Les autorités chinoises ont donné leur feu vert fin décembre, un peu par surprise. Swissair peut désormais voler directement de Zurich à Shanghai trois fois par semaine. La ligne ne sera toutefois opérationnelle qu'à partir de mars 2002. Elle complétera les cinq vols hebdomadaires sur Pékin. Les responsables de l'administration de l'aviation civile chinoise (CAAC), qui distribuent habituellement les droits de vols au compte-gouttes, ont marqué par ce geste leur volonté de conserver Swissair sur leur sol.

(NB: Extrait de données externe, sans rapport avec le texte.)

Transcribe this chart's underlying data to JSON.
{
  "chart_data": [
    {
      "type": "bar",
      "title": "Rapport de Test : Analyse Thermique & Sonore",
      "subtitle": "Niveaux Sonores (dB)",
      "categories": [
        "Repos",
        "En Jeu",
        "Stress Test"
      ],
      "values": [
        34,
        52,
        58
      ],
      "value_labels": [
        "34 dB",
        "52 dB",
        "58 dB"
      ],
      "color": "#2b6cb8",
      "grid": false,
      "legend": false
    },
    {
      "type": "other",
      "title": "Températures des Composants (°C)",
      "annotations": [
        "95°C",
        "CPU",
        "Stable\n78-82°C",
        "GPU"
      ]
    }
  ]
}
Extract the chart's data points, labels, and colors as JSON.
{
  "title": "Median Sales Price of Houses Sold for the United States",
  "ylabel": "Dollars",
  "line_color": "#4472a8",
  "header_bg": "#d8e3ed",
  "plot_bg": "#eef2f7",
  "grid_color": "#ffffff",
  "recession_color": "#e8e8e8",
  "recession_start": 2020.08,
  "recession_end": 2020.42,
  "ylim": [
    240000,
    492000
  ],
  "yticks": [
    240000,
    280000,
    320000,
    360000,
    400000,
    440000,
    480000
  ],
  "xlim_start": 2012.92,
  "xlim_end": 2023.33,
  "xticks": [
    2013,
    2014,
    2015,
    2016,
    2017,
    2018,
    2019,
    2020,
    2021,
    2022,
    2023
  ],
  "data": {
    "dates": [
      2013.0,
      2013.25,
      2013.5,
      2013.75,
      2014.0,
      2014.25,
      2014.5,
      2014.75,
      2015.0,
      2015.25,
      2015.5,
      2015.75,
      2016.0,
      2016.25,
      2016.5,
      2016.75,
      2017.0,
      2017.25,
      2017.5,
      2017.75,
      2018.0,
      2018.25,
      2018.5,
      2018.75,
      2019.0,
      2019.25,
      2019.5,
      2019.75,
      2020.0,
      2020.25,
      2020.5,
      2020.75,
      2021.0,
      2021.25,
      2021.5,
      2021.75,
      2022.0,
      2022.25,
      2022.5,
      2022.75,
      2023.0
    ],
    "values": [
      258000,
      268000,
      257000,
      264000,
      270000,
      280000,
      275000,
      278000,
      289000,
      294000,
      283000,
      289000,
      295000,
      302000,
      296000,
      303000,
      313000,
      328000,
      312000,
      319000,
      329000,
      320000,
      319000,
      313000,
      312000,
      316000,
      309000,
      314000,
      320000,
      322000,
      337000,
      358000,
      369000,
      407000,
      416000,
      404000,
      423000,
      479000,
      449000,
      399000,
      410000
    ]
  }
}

La compagnie suisse avait en effet annoncé quelques mois auparavant son intention de mettre un terme à sa liaison Pékin-Shanghai, déficitaire, et d'abandonner la capitale économique chinoise si elle n'obtenait pas de vols directs vers cette destination.

Vols quotidiens espérés

L'ancienne direction de Swissair a évidemment accepté la nouvelle offre chinoise, juste avant d'être décapitée en début d'année. Du coup, la bonne nouvelle est passée aux oubliettes. «Pékin et Shanghai auront une grande valeur dans le portfolio de Swissair lorsqu'il s'agira de négocier de nouvelles alliances mondiales», estime pourtant Markus Schmid, le directeur du bureau de la compagnie à Pékin. Un exemple? Le groupe One World de British Airways: la compagnie britannique n'a pas de vols sur la Chine et son partenaire Finnair n'a que des vols sur Pékin. Swissair permettrait de concurrencer Lufthansa et Air France sur Shanghai.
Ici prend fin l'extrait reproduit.